Innovation meets tradition at Finca Monteblanco, where producer Rodrigo Sánchez Valencia continues a family legacy while pushing the boundaries of coffee processing. With a deep curiosity for fermentation and its potential, Rodrigo has become celebrated for developing expressive, fruit-driven profiles that remain grounded in the integrity of the coffee itself.
Working alongside his team at Aromas del Sur, every step, from germination to export, is carefully managed to ensure consistency, traceability, and quality. This co-ferment is a reflection of that philosophy. It’s a coffee designed not to mask the bean, but to unlock its full sensory potential.
THE PROCESS
This lesser-seen mutation of Caturra is prized at Finca Monteblanco for its adaptability and naturally high Brix levels. Its elevated sugar content makes it particularly well-suited for experimental fermentation, providing an ideal substrate for microbial activity while retaining structure, balance, and a distinctly coffee-forward foundation.
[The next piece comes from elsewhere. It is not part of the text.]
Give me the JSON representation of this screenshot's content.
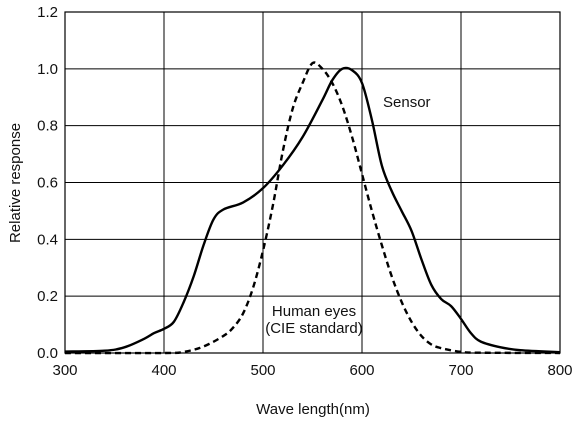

This lot showcases a highly controlled, multi-stage co-fermentation process developed through years of experimentation.
The process begins with the isolation and cultivation of specific microorganisms, primarily Lactobacillus and Saccharomyces cerevisiae. These are grown separately and then combined into a “mother culture,” which is progressively enriched with tropical fruits - pineapple, cholupa, gulupa, and passion fruit (cholupa and gulupa are different varieties of passion fruit native to Colombia)- as well as natural sugars such as molasses and cane sugar. Over approximately 8 days (190 hours), this culture ferments and develops, building complexity while reaching carefully monitored pH and Brix levels.
Once the culture is ready, freshly harvested cherries are sorted, floated to remove defects. The coffee is then transferred into sealed fermentation tanks, where the prepared fruit culture is added directly to the coffee mass.
A second fermentation follows, lasting roughly 150 hours, during which strict controls are maintained. The team ensures Brix levels remain stable and acidity does not become excessive, preserving balance while encouraging expressive fruit development.
The intention throughout is precision—not intensity for its own sake. By carefully managing microbial activity and nutrient inputs, the process integrates tropical fruit characteristics without overwhelming the inherent profile of the coffee.
After fermentation, the coffee is dried slowly using a combination of parabolic dryers and raised beds, stabilizing the seed and preserving the nuanced aromatics developed during fermentation.
WHY WE LOVE IT
Finca Monteblanco has its co-ferment process dialed in specifically for each coffee and flavor profile they work with. The anaerobic natural processing in addition to the co-fermentation gives this coffee a juicy mouthfeel, letting its inherent sweetness shine even more in the cup.